Gadgil panel report best roadmap for Western Ghats: Ramesh
Union Minister Jairam Ramesh today said that he still feels that the Madhav Gadgil report on the Western Ghats was the ‘roadmap’ for conservation of the ecologically-sensitive hills and expressed hope that there would be a ‘dispassionate debate’ on the issue once Lok Sabha elections were over.
The statement by the Minister of Rural Development comes at a time when the Environment Ministry is seeking a way to implement a much-diluted version of the Gadgil Committee report, prepared by a 10-member panel headed by K Kasturirangan.
Ramesh had three years ago appointed the Western Ghats Ecology Expert Panel (WGEEP) during his tenure as the Environment Minister to draw up a roadmap for preserving the biodiversity of the ecologically sensitive hills. The panel was headed by Gadgil.
Speaking at a function here to present a Degree of Doctor (Honoris Causa) to Gadgil, conferred by the Central University of Orissa, Koraput, Ramesh lamented that a public debate on the report had not taken place and it was ‘hijacked by a few political voices who had a vested interest’.
He said that the whole idea behind appointing the Gadgil panel was of the Environment Ministry not issuing a ‘fatwa’ on the Western Ghats once it got the recommendations.
‘That public debate did not take place. The public debate was hijacked by a few political voices who had vested interests... I feel that once the elections are over... by June, July next year, there would be a calm and dispassionate debate on the Gadgil Committee report at various levels,’ he said.

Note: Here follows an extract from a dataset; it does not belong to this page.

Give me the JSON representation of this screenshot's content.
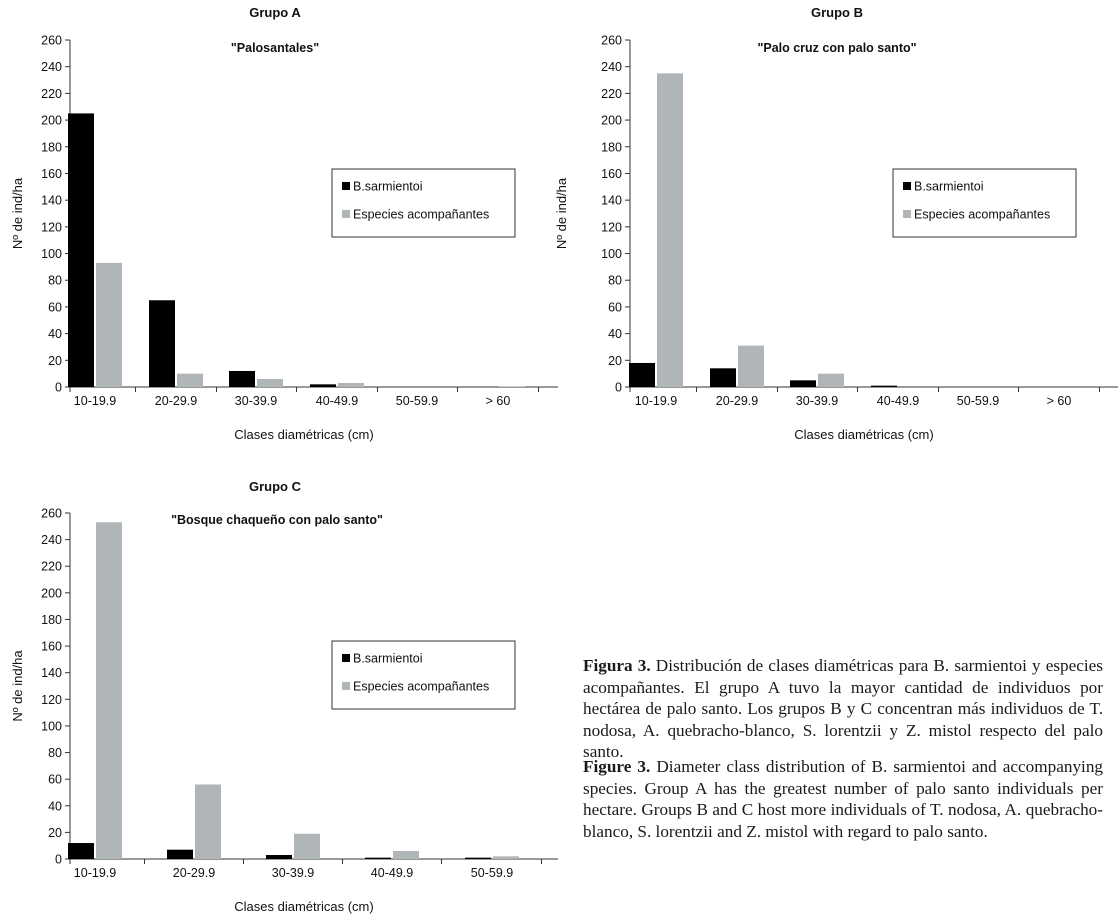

Hailing Gadgil as a ‘Gandhian’ and an ‘(Arvind) Kejriwal long before we had discovered Kejriwal’, Ramesh said, ‘I still feel that the Gadgil panel report is the roadmap, the blueprint. It is not the last word. It should be discussed at Gram Panchayats, Zilla Parishads, Vidhan Sabhas.’
He said that a large part of the concerns over the Gadgil Committee report were borne out of ignorance and deliberate and mischievous misreading of its recommendations.

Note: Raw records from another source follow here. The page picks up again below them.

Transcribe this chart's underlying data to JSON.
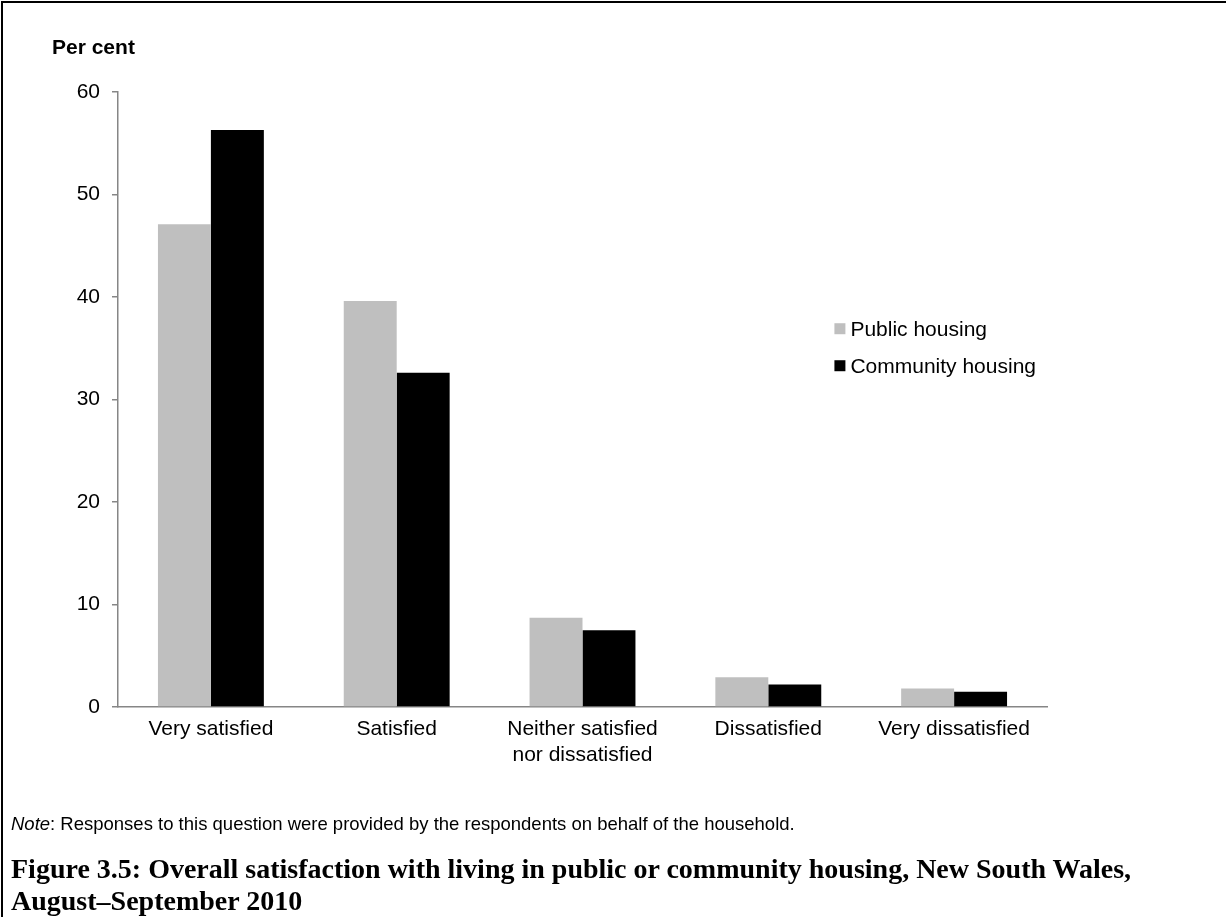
{
  "chart_data": {
    "type": "bar",
    "title": "Figure 3.5: Overall satisfaction with living in public or community housing, New South Wales, August–September 2010",
    "ylabel": "Per cent",
    "annotations": [
      "Note: Responses to this question were provided by the respondents on behalf of the household."
    ],
    "categories": [
      "Very satisfied",
      "Satisfied",
      "Neither satisfied nor dissatisfied",
      "Dissatisfied",
      "Very dissatisfied"
    ],
    "series": [
      {
        "name": "Public housing",
        "color": "#bfbfbf",
        "values": [
          47.1,
          39.6,
          8.7,
          2.9,
          1.8
        ]
      },
      {
        "name": "Community housing",
        "color": "#000000",
        "values": [
          56.3,
          32.6,
          7.5,
          2.2,
          1.5
        ]
      }
    ],
    "ylim": [
      0,
      60
    ],
    "yticks": [
      0,
      10,
      20,
      30,
      40,
      50,
      60
    ],
    "legend": "right"
  }
}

‘Had we been more open and more proactive, perhaps much of this confusion could have been avoided,’ he said. Ramesh said that he supported the methodology adopted by the Gadgil panel in preparing the report.
‘I want to tell him that I am with him and I support him. I support not his conclusion, but his methodology. ‘What the conclusions are could be different but the methodology is participative, it is consultative and it is democratic and we must initiate this process of debate and discussion and not allow the debate on the Gadgil Committee report to be hijacked by the sand mafia or the mining mafia or the construction mafia,’ he said.